There are a variety of long-term care facilities that would gladly welcome patients knowing they have ISNP arrangements with their Medicare. It can actually liberate people from the constant hamster wheel of rejection that they can experience with regular insurance companies. Before you ask how this is possible, you have to remember that America is a country that has historically banned people with pre-existing conditions and debilitating illnesses from receiving healthcare and treatment due to their rejection by insurance companies.

You may ask how this process is even remotely ethical. It was not ethical in the slightest, because it was yet another example of America placing profits over the needs of people. This is a very typical American way of handling problems, that is, focusing on making money over the needs of humanity, and then struggling to clean up after several mistakes are made and too many lives are lost. If all the lives being lost are poor and disenfranchised people, America does not tend to care, and you can learn more about this tendency online.

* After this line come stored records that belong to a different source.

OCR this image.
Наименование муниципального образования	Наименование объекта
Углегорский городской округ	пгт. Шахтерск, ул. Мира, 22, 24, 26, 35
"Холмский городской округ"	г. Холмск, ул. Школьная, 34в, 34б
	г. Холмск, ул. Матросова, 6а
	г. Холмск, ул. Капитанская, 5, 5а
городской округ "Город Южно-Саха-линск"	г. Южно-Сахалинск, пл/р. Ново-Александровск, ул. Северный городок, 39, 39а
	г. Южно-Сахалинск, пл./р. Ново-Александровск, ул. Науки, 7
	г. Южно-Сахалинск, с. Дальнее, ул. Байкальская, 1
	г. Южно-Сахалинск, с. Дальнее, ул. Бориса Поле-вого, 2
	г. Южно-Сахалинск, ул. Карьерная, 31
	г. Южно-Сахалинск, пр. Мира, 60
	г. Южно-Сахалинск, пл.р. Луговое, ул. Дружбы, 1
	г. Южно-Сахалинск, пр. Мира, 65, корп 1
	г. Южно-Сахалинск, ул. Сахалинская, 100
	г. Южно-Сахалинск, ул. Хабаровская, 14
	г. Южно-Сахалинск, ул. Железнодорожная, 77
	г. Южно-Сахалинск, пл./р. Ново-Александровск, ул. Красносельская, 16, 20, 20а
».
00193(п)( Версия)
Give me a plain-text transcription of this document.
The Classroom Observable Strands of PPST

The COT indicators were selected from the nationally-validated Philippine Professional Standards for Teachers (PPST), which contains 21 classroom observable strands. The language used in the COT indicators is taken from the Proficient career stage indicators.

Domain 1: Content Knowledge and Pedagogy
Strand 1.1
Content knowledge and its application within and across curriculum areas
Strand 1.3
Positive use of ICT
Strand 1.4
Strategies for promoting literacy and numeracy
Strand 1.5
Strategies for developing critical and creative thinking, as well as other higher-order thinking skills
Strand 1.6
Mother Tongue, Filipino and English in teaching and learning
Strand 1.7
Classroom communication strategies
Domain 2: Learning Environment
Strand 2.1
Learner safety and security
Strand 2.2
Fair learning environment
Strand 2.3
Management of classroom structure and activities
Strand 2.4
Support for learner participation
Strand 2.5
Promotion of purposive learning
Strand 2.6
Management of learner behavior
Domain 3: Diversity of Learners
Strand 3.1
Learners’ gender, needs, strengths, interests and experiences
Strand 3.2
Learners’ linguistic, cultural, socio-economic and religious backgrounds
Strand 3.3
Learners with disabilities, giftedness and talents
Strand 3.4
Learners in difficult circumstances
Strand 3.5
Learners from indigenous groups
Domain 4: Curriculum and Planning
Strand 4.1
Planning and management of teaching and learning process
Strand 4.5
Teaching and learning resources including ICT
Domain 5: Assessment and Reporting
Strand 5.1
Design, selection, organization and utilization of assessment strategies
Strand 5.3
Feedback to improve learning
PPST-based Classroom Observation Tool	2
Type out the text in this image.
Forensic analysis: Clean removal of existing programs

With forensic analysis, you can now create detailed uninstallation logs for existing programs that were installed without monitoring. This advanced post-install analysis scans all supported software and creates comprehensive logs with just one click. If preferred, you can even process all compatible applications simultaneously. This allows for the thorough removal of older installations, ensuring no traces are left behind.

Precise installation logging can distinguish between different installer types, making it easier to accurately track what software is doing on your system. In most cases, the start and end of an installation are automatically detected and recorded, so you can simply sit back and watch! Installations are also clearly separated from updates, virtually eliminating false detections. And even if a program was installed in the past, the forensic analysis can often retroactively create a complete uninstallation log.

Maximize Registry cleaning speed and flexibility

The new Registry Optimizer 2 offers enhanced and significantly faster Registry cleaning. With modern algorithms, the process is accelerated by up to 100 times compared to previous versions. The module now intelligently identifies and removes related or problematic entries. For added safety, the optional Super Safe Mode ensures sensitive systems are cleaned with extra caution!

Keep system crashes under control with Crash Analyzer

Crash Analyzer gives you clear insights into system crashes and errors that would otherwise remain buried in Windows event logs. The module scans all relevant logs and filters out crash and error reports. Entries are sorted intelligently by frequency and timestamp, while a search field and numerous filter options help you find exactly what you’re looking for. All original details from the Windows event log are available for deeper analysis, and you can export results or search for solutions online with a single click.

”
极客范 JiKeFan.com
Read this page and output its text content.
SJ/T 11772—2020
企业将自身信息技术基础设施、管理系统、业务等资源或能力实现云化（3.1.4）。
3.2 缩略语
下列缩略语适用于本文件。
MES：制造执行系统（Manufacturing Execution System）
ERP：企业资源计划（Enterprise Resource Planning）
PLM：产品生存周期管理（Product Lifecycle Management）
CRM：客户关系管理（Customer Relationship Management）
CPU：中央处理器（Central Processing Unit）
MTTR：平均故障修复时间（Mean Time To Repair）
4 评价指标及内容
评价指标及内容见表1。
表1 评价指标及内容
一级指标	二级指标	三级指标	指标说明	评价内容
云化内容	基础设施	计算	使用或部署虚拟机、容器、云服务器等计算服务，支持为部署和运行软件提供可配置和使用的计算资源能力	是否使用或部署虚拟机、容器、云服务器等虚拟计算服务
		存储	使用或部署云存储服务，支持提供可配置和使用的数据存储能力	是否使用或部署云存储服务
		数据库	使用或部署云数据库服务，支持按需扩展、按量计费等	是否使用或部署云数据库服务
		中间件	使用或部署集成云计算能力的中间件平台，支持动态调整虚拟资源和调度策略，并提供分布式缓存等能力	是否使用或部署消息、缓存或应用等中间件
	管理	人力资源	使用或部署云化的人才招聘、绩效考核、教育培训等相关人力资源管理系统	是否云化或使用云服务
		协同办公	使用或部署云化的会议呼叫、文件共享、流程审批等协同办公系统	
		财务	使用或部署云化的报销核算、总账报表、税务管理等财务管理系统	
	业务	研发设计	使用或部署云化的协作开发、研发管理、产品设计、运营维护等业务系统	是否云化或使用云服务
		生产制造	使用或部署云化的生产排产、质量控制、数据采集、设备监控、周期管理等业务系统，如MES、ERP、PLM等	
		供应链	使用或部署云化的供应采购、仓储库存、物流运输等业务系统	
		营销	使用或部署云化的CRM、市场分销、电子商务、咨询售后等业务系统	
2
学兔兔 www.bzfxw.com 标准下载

Therefore, when the Affordable Care Act was upheld by the Supreme Court in 2012, many people were truly surprised. The Chief Justice in his opinion intimated that healthcare should be a fundamental human right, which represents a massive cultural change in America over the course of the last several decades. President Bill Clinton attempted to pass a Universal Healthcare act in the late 1990s that was overshadowed by the circus of his impeachment due to a sexual scandal. It took several decades of distance between that experience and Barack Obama’s implementation of this type of program that exists in almost every other country in the world.

America is the only “developed nation” on earth that does not have basic healthcare for all. The Affordable Care Act was supposed to close that gap, but that still requires people to have and pay for health insurance. As a result, we are still working to recast the role of government in ensuring that people are healthy in this country. These three Special Needs Plans thus represent a massive step forward for a nation that is lagging behind severely in global healthcare.